I've been searching for schools with the top film programs.  I finally found this list that doesn't have schools like the Art Institute.  This list seems pretty promising, what do you guys think?

-AFI
-American University
-California Institute of the Arts
-Columbia University School of the Arts
-The North Carolina School of the Arts
-NYU
-San Francisco State University
-UCLA
-USC
-University of Texas at Austin


----------



## Mike_V (Mar 31, 2011)

I would add Chapman as well. It's essentially up and coming and facility and faculty rivals those other big schools.

I'm wondering where Northwestern is as well...


----------



## Ntman (Apr 3, 2011)

Also Loyola Marymount? No?


----------



## suenos53 (Apr 3, 2011)

Loyola Marymount offers great training, one of the best in the LA area.


----------



## Mike_V (Apr 3, 2011)

also, one other thing to ask, where did you get this list from? You seem to be missing a few darn good schools in that list.


----------



## Postaldave (Apr 3, 2011)

Might be helpful also to organize them into the differing types

ie...

- 4 year
- Grad School
- Technical
- etc


----------



## Jeisner (Apr 4, 2011)

I wouldn't leave out Wesleyan University and Emerson College.
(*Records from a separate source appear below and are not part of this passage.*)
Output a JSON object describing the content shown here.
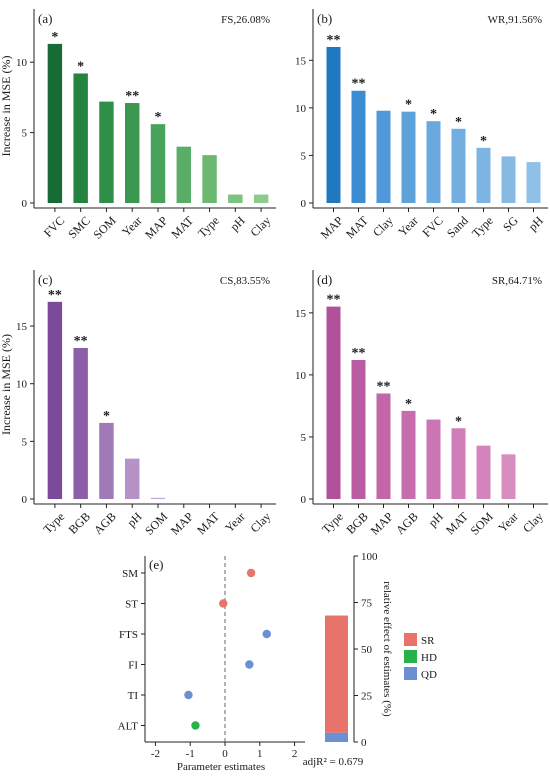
{
  "colors": {
    "fs": [
      "#176b35",
      "#24843f",
      "#2f8f49",
      "#3a9850",
      "#49a25a",
      "#5aad66",
      "#6ab872",
      "#7ec27f",
      "#8ccb8a"
    ],
    "wr": [
      "#1f78c0",
      "#3b8cd0",
      "#4f99d8",
      "#5ea2dc",
      "#6aa9df",
      "#73aee0",
      "#7db4e2",
      "#86bae4",
      "#8fc0e6"
    ],
    "cs": [
      "#7c4a9c",
      "#8c5eaa",
      "#a07ab8",
      "#b592c8",
      "#c4a8d4",
      "#d3c0de",
      "#ddd0e6",
      "#e5dcec",
      "#ece6f1"
    ],
    "sr": [
      "#b2509a",
      "#bb5ca2",
      "#c265a9",
      "#c76daf",
      "#cc75b4",
      "#d07db9",
      "#d485bd",
      "#d88dc1",
      "#dc95c5"
    ],
    "SR": "#e8736a",
    "HD": "#27b24a",
    "QD": "#6a8fd2"
  },
  "chart_data": [
    {
      "type": "bar",
      "panel": "(a)",
      "annotation": "FS,26.08%",
      "ylabel": "Increase in MSE (%)",
      "ylim": [
        0,
        12.5
      ],
      "yticks": [
        0,
        5,
        10
      ],
      "categories": [
        "FVC",
        "SMC",
        "SOM",
        "Year",
        "MAP",
        "MAT",
        "Type",
        "pH",
        "Clay"
      ],
      "values": [
        11.3,
        9.2,
        7.2,
        7.1,
        5.6,
        4.0,
        3.4,
        0.6,
        0.6
      ],
      "significance": [
        "*",
        "*",
        "",
        "**",
        "*",
        "",
        "",
        "",
        ""
      ]
    },
    {
      "type": "bar",
      "panel": "(b)",
      "annotation": "WR,91.56%",
      "ylabel": "",
      "ylim": [
        0,
        18.5
      ],
      "yticks": [
        0,
        5,
        10,
        15
      ],
      "categories": [
        "MAP",
        "MAT",
        "Clay",
        "Year",
        "FVC",
        "Sand",
        "Type",
        "SG",
        "pH"
      ],
      "values": [
        16.4,
        11.8,
        9.7,
        9.6,
        8.6,
        7.8,
        5.8,
        4.9,
        4.3
      ],
      "significance": [
        "**",
        "**",
        "",
        "*",
        "*",
        "*",
        "*",
        "",
        ""
      ]
    },
    {
      "type": "bar",
      "panel": "(c)",
      "annotation": "CS,83.55%",
      "ylabel": "Increase in MSE (%)",
      "ylim": [
        0,
        18.3
      ],
      "yticks": [
        0,
        5,
        10,
        15
      ],
      "categories": [
        "Type",
        "BGB",
        "AGB",
        "pH",
        "SOM",
        "MAP",
        "MAT",
        "Year",
        "Clay"
      ],
      "values": [
        17.1,
        13.1,
        6.6,
        3.5,
        0.1,
        0,
        0,
        0,
        0
      ],
      "significance": [
        "**",
        "**",
        "*",
        "",
        "",
        "",
        "",
        "",
        ""
      ]
    },
    {
      "type": "bar",
      "panel": "(d)",
      "annotation": "SR,64.71%",
      "ylabel": "",
      "ylim": [
        0,
        17
      ],
      "yticks": [
        0,
        5,
        10,
        15
      ],
      "categories": [
        "Type",
        "BGB",
        "MAP",
        "AGB",
        "pH",
        "MAT",
        "SOM",
        "Year",
        "Clay"
      ],
      "values": [
        15.5,
        11.2,
        8.5,
        7.1,
        6.4,
        5.7,
        4.3,
        3.6,
        0
      ],
      "significance": [
        "**",
        "**",
        "**",
        "*",
        "",
        "*",
        "",
        "",
        ""
      ]
    },
    {
      "type": "scatter",
      "panel": "(e)",
      "xlabel": "Parameter estimates",
      "xlim": [
        -2.3,
        2.3
      ],
      "xticks": [
        -2,
        -1,
        0,
        1,
        2
      ],
      "categories": [
        "SM",
        "ST",
        "FTS",
        "FI",
        "TI",
        "ALT"
      ],
      "x": [
        0.75,
        -0.05,
        1.2,
        0.7,
        -1.05,
        -0.85
      ],
      "groups": [
        "SR",
        "SR",
        "QD",
        "QD",
        "QD",
        "HD"
      ]
    },
    {
      "type": "bar",
      "subtype": "stacked",
      "ylabel": "relative effect of estimates (%)",
      "ylim": [
        0,
        100
      ],
      "yticks": [
        0,
        25,
        50,
        75,
        100
      ],
      "footer": "adjR² = 0.679",
      "series": [
        {
          "name": "QD",
          "values": [
            5
          ]
        },
        {
          "name": "HD",
          "values": [
            0
          ]
        },
        {
          "name": "SR",
          "values": [
            63
          ]
        }
      ],
      "legend": [
        "SR",
        "HD",
        "QD"
      ],
      "legend_position": "right"
    }
  ]
}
Both have promising film programs, that is, if you are interested in an east coast education.


----------



## destinyB (Apr 6, 2011)

Yeah, I agree. But it seems there are few schools missing in you list - such as Chapman and Emerson College.


----------



## Cisca (Apr 12, 2011)

> Originally posted by Mike_V:
> also, one other thing to ask, where did you get this list from? You seem to be missing a few darn good schools in that list.
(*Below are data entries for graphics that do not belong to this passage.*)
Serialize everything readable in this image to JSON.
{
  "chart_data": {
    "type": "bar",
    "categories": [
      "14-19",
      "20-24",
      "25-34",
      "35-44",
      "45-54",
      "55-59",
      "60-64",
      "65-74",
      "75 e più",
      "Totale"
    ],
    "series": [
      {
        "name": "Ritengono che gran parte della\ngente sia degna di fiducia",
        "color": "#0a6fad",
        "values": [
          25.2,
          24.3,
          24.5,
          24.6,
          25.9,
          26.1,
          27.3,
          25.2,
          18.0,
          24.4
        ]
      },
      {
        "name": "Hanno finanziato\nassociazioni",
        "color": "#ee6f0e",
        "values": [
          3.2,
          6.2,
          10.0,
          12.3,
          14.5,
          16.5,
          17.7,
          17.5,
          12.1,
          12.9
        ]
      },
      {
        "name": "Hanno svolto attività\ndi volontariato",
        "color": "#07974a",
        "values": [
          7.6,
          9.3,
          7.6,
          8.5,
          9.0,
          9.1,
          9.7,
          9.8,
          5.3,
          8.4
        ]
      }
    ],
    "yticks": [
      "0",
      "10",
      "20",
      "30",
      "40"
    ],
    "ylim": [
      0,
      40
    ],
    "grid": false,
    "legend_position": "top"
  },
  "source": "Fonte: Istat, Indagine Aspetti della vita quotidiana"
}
This is where i got it. http://filmmakerstore.com/schools.htm


----------



## Mike_V (Apr 12, 2011)

ah, no wonder it seemed familiar. the last time i checked that site was over 2 years ago and it hasn't changed at all. I think it's been heavily outdated for a very long time.
if you're looking for the current list, read around the forums here. it'll give you a better feel of what is currently regarded as top schools


----------



## Major Premise (Jun 3, 2011)

> Originally posted by Jeisner:
> I wouldn't leave out Wesleyan University and Emerson College. Both have promising film programs, that is, if you are interested in an east coast education.


Emerson - poor academics. If you want academic rigor, go elsewhere.


----------



## RamJoe (Jun 3, 2011)

I was not aware that AFI had undergraduate studies


----------